Here are some ways that I attempt to control my weight during this difficult period of time:
- Keep temptation at bay— If I know that I am going to feel the need to load up on cookies or candy if it is in the house, I may sure that I do not buy it. Likewise, if holiday baking or cooking is going to cause you to eat more during the process than you have left over, avoid it. However, it is okay to have a treat once in a while as long as you do not go on a binge.
- Drink instead of eat— Often our hunger is not from the need for food, but rather that we may be dehydrated. Before running for a snack, try to drink some water to see if that makes you feel more energized.
- Portion control the carbs— You can still eat carbohydrates, but keep them at a minimum. Have a small amount of pasta or bread, or if possible, skip them.
- Get exercise indoors if you can— I am not really into exercise, but we do have an exercise bike that I use from time to time. Particularly for someone with S.A.D., I am not about to tell them to get outdoors in this cold weather to exercise, but if you can do it inside, it can help with both weight management and energy levels.
- Provide yourself quality snacks options— If you need an energizing snack in the afternoon, keep one or two things around that are decent. It could be a granola bar, yogurt, dry cereal, Pepperidge Farm Goldfish crackers, or for me, dry oats. Drink some water with it to make yourself feel fuller. The key is not to start eating things that are bad for you or overdoing it even with the things that are good for you.

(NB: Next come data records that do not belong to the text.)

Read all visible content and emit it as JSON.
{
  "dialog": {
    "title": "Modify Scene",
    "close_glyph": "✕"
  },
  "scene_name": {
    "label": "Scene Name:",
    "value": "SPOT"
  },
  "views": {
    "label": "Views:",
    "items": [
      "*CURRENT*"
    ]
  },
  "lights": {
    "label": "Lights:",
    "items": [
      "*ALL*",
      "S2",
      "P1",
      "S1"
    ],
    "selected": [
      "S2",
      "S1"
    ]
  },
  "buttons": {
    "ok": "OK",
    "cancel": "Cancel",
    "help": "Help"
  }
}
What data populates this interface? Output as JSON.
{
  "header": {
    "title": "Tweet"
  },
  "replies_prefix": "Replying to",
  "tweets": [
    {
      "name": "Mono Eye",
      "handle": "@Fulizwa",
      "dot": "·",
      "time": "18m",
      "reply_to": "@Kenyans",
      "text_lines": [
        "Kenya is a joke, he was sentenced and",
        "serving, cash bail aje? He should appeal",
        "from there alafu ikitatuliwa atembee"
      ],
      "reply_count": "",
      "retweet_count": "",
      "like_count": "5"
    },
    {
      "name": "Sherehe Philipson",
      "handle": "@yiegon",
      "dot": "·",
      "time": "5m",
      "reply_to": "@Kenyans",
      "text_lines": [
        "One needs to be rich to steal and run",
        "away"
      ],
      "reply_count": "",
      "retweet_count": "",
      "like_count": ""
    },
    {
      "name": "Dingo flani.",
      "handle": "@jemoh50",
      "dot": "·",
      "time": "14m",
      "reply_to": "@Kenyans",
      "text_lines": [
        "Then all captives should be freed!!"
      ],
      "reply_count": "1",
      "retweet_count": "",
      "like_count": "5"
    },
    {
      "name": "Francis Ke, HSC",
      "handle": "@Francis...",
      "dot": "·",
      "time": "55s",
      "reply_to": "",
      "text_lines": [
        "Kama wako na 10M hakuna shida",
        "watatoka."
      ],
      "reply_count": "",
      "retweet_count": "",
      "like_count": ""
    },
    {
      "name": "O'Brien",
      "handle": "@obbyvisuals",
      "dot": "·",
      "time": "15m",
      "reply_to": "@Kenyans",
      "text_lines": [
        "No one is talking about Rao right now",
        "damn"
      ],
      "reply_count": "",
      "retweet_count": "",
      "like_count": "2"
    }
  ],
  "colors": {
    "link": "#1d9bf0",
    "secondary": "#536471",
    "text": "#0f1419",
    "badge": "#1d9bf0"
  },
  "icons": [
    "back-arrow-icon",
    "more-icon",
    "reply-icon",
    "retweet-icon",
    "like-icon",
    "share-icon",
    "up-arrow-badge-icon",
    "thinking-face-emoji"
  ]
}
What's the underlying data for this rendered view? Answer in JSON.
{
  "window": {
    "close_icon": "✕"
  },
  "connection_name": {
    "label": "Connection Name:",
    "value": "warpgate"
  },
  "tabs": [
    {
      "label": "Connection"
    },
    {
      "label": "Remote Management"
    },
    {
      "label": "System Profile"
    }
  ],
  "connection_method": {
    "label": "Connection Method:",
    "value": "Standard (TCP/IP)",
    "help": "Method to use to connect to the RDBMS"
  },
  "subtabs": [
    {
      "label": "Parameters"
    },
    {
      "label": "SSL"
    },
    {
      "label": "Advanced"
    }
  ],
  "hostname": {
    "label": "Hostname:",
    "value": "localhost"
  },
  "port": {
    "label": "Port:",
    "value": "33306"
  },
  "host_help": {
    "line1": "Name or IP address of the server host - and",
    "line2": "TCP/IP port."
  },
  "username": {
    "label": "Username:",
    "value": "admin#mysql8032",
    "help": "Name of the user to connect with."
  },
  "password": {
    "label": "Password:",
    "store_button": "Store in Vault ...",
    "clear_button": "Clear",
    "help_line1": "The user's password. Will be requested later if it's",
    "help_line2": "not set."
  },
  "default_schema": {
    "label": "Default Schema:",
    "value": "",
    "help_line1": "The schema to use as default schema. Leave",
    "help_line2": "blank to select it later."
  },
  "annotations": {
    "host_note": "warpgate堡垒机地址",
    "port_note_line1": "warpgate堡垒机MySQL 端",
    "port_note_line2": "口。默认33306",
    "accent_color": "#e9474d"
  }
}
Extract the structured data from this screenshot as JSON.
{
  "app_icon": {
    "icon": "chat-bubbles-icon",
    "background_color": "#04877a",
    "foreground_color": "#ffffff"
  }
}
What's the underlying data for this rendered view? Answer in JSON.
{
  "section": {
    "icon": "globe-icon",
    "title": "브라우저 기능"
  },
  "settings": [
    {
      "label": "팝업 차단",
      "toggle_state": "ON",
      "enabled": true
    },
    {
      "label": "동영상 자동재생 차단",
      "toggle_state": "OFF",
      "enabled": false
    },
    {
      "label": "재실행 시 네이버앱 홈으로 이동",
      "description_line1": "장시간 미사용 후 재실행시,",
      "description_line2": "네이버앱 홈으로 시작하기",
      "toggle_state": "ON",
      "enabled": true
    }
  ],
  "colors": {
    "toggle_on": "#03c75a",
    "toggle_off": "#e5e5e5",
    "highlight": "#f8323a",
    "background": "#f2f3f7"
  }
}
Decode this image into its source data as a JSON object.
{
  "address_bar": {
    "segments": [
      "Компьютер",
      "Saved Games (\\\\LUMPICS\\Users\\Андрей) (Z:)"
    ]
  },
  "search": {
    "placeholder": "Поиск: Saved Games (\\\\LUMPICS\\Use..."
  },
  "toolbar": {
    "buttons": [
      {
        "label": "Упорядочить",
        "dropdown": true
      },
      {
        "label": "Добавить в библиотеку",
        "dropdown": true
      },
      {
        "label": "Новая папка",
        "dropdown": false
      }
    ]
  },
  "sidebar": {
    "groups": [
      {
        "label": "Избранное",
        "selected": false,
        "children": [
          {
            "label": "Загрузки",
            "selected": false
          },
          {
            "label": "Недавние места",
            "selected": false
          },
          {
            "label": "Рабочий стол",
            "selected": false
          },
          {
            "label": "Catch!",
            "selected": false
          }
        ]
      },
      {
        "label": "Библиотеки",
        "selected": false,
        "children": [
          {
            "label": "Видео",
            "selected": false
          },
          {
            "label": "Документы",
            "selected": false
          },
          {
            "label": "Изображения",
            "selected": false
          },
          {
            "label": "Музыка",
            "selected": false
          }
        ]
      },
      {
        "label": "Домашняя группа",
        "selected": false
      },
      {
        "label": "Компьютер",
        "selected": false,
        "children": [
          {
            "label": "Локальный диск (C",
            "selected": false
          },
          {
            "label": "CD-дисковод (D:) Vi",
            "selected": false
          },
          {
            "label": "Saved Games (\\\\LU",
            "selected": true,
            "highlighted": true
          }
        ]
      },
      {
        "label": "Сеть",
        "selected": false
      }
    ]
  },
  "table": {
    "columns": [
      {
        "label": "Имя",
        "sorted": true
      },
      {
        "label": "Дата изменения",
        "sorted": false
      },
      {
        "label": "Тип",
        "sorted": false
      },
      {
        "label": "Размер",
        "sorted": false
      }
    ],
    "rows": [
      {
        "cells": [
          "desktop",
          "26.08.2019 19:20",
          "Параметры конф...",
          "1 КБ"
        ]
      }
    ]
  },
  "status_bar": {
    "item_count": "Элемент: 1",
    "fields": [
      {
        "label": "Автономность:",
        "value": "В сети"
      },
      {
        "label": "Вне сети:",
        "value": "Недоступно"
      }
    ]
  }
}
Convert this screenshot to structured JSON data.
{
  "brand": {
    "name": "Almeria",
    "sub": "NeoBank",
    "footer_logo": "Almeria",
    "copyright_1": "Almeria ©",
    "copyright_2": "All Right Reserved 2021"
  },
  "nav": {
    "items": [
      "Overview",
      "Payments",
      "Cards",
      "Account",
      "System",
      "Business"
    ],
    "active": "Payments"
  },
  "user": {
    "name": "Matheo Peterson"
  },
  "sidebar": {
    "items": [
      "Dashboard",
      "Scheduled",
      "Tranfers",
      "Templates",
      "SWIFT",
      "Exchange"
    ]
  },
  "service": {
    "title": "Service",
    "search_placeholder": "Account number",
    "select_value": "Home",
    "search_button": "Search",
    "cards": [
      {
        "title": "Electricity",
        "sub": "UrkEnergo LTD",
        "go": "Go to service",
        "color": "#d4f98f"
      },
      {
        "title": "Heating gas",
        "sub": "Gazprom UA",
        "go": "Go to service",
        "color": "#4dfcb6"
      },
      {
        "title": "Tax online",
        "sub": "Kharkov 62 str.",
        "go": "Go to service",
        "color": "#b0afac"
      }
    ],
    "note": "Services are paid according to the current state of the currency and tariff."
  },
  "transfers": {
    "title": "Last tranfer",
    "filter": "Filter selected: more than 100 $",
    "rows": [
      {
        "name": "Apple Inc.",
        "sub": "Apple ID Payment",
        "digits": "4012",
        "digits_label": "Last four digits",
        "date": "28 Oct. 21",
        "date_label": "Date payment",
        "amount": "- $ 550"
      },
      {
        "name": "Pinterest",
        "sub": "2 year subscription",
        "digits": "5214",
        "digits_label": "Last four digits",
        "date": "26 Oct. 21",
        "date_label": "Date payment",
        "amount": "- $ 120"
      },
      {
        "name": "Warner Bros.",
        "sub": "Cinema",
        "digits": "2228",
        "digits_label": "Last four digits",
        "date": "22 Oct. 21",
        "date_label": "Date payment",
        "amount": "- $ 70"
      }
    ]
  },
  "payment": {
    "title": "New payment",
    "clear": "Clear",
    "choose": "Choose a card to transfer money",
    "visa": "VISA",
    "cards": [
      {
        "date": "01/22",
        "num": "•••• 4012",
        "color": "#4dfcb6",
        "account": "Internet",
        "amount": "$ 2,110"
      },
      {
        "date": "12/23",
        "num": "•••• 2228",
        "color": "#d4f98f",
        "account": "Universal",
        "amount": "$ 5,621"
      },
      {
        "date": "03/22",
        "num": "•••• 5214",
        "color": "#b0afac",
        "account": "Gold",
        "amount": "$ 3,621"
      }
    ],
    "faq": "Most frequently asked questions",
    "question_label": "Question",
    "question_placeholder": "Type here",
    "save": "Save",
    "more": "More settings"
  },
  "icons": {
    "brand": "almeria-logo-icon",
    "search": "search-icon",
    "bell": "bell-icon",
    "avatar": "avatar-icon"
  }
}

- Don’t forget the drinks— Winter makes us want to have a mug full of hot tea, coffee, hot chocolate, or apple cider in our hands at all times. Summer spurs us to drink more cold water, but winter does the opposite. Some of these drinks have a lot of sugar or calories, and we could end up putting on weight from them. So monitor how much that you are drinking, choose lower fat/calorie/sugar options like tea when possible, and instead of having a snack, you may consider just having a hot drink instead. It fills you up, and can offer the boost that you need.
- Re-program your idea of a good time— We are so used to think that only with food or drinks can we have a good time. I used to go out and eat as if every meal was my last one. We have to re-adjust our thinking to know that eating is fine, but it is not an end in and of itself, and we can do fun things without always overeating. This becomes especially pertinent during the holidays or during social gatherings of any sort.
- Determine your motivation— Before you pop something in your mouth, particularly snacks or treats, determine what your motivation is for eating it. In other words, are you really hungry? Sometimes I find myself craving food as a distraction, as a feel-good, because I am actually thirsty and don’t realize it, or to celebrate an occasion, not because I am hungry at all. Determining your motivation will stop mindless eating.
- Set your priorities— If you know that you are going out to eat later or to a party, choose to eat less at your other meals. That way you can enjoy yourself, and still get the same calories as any other day. Likewise, don’t waste calories on items that you really don’t like that much– for me, I often skip bread during dinners at home. Another tactic is to only eat more when I eat out on things I really like, and eat less at home of things I really do not care that much for anyways.
After knowing what my issue is for a few years now, I have learned to control some of my winter-related eating, and a lot of it is just due to controlled actions that eventually become habits. By putting some preventative measures in place, you should be able to avoid seasonal weight gain, and the process will be easier in years to come.